Postscript: meanwhile, one evangelical who deserves a seat on the porch (whether he knows about Front Porch Republic is another question) wrote the following about the upcoming election:

Moreover, it seems to me that if we really believe the system is broken but we vote anyway, we simply nullify our contention that the system is broken. Now, we may not believe it’s “that broken,” and so we vote. Praise God. I support you if you feel that way. But if you think the farce of national democratic elections has reached an almost irretrievable state of disrepair, corrupted by big money on both sides and fundamentally manipulative and insincere in its presentation of candidates, then to vote could only end in one outcome no matter who is elected–the further entrenchment of the brokenness we decry. The vote becomes a veto. In that case, the ballot is empty and the voice is empty. You can’t decry a thing sincerely and then comply with the thing secretly. We can’t hope to bring change or reform by continuing practices and patterns that are themselves part of the problem. Broken systems call for genuine fixes. . . .

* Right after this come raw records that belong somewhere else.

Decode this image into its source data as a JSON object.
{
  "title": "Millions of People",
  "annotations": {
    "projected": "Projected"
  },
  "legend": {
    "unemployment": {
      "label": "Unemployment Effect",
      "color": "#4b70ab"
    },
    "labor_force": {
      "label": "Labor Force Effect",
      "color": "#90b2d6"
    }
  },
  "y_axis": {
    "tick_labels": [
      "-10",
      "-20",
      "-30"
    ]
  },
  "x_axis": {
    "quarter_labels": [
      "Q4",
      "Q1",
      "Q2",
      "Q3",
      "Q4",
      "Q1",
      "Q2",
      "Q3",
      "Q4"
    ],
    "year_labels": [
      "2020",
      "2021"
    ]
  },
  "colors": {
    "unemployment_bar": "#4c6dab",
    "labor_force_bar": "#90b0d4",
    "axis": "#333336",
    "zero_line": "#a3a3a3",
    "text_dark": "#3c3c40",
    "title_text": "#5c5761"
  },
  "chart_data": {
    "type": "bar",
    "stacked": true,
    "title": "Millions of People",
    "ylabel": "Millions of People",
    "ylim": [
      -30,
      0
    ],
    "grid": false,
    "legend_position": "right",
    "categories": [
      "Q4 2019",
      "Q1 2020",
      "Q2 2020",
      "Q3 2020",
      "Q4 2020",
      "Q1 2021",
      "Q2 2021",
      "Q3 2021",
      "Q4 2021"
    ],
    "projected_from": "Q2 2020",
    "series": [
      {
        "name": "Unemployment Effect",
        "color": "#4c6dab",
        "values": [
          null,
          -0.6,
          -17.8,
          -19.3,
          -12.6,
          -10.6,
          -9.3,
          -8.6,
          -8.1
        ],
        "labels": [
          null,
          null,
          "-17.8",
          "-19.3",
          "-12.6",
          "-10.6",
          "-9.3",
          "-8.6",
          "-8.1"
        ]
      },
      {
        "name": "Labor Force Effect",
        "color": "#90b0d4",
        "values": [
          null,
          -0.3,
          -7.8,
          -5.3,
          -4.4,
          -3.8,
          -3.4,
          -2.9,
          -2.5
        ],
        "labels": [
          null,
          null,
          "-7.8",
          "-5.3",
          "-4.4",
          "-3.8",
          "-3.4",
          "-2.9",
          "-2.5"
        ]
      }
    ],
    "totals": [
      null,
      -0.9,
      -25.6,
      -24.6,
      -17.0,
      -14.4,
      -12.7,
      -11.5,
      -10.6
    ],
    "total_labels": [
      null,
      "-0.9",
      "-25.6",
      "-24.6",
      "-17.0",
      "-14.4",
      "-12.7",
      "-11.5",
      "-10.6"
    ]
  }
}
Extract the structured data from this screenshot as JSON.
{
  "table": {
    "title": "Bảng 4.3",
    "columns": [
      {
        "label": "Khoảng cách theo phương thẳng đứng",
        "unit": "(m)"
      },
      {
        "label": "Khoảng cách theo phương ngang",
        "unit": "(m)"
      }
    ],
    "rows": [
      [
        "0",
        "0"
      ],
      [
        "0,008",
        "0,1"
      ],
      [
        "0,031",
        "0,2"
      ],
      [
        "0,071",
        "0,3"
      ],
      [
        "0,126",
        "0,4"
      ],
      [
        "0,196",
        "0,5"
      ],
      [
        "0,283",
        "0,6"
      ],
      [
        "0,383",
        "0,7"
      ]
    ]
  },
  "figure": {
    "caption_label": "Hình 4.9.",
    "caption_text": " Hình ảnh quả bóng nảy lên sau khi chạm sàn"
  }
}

So, what of all this? In short, it means I don’t have a political home and I need to fight to create one. It won’t likely be in either of the two major parties. It won’t be created by checking so much of who I am at the polling curtain and ticking a few blanks out of a vague sense of duty or an even vaguer hope that “this might work.” Home won’t be found as an independent, unhitched to anyone or anything besides my own ramblings. Thus begins a new political sojourn for me. I’m looking for a home with others who’ll leverage their voices and eventually their votes into something that looks, smells, walks, and talks like a Christian view of the good life. I am an idealist and an optimist. Shame on us all if we believe on Christ and we’re not all idealists and optimists.

This is not reluctant republicanism, it’s front porch realism.